2020-03-31 Sherry Kissinger
#>
param
(
[string]$VerbosePreference = 'SilentlyContinue',
[string]$ErrorActionPreference = 'SilentlyContinue'
)

Import-Module WebAdministration
$FileLocation2 = (Get-WebConfigFile -PSPath 'Machine/WebRoot/AppHost/Default Web Site/CCM_STS')
[xml]$xml2 = [xml](Get-Content($FileLocation2.FullName))
$CustomHeaders2 = ($xml2.Configuration.'system.webServer'.httpProtocol.customHeaders).add.name

if ($CustomHeaders2) {
$xml2.Configuration.'system.webServer'.httpProtocol.customHeaders | ForEach-Object { [void]$_.ParentNode.RemoveChild($_) }

$xml2.Save($FileLocation2.Fullname)

write-verbose $FileLocation2.FullName

write-host "Remediation Attempted"

}
else {
write-host "Compliant"
}

Once you've created and tested the one for CCM_STS, clone the CI, and modify all the scripts to instead reference CMUserService. Then clone again, and modify the copy to CMUserServiceWindowsAuth.

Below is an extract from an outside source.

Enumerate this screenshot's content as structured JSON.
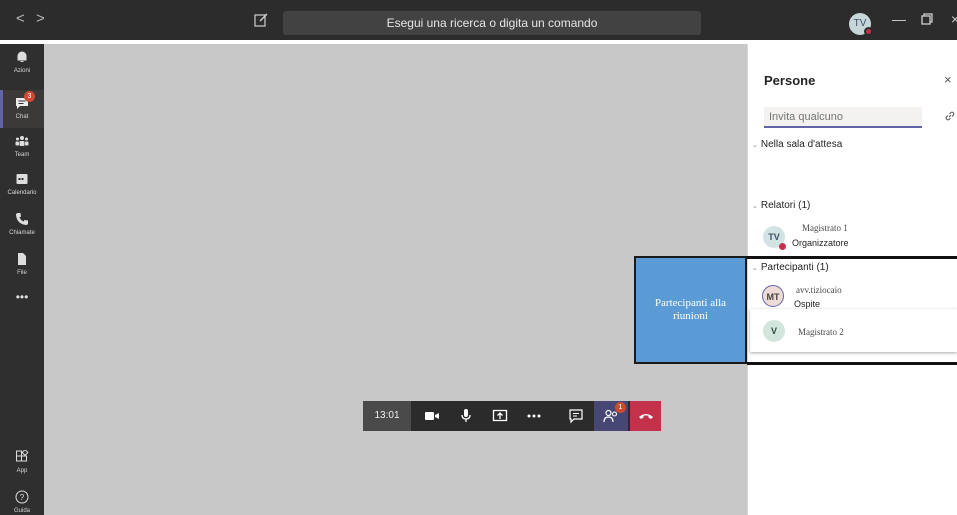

Make a Baseline, add the three CIs. When adding the CIs, make sure you say the CIs are OPTIONAL, not REQUIRED, because only targets that actually have CCM_STS, etc., deserve to bother.

End Result:
If you have NOT implemented anything related to customHeaders... compliant by default; whatever happens to be there is fine.

If you HAVE implemented something related to customHeaders, whether that is in applicationhost.config, or in Default Web Site, then the subsites will remediate any locally created customheaders in web.config, allowing those functions to well... function again.

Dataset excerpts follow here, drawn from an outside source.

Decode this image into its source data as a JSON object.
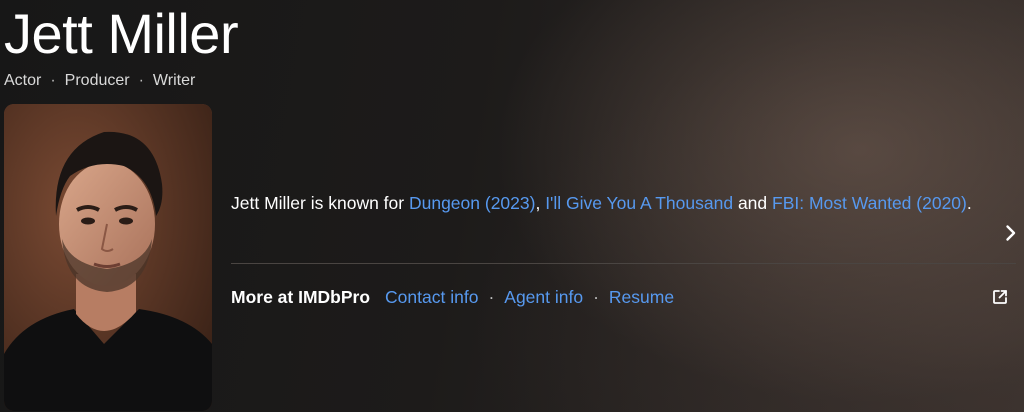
{
  "person": {
    "name": "Jett Miller",
    "roles": [
      "Actor",
      "Producer",
      "Writer"
    ],
    "role_separator": "·"
  },
  "bio": {
    "prefix": "Jett Miller is known for ",
    "known_for": [
      {
        "title": "Dungeon (2023)"
      },
      {
        "title": "I'll Give You A Thousand"
      },
      {
        "title": "FBI: Most Wanted (2020)"
      }
    ],
    "sep_comma": ", ",
    "sep_and": " and ",
    "suffix": "."
  },
  "imdbpro": {
    "label": "More at IMDbPro",
    "links": [
      "Contact info",
      "Agent info",
      "Resume"
    ],
    "separator": "·"
  },
  "icons": {
    "expand": "chevron-right-icon",
    "external": "external-link-icon"
  },
  "colors": {
    "link": "#5799ef",
    "text": "#ffffff",
    "muted": "#d9d9d9"
  }
}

fyi, there are no issues with the Management Point working fine with the QID recommendations... it's just that how it gets implemented and how IIS functions regarding customHeaders can be confusing. It's "top down" and "inherited"... but if at a lower level (like CMUserService) and is locally defined in web.config for THAT site... but also locally configured higher up (in Default Web Site, or in applicationhost.config), then CMUserService just won't work, until that inheritance is 'fixed', which usually means manually cleaning up web.config.

As always, TEST TEST TEST yourself. Just because this worked for me in my lab doesn't mean it'll work for you in your production environment.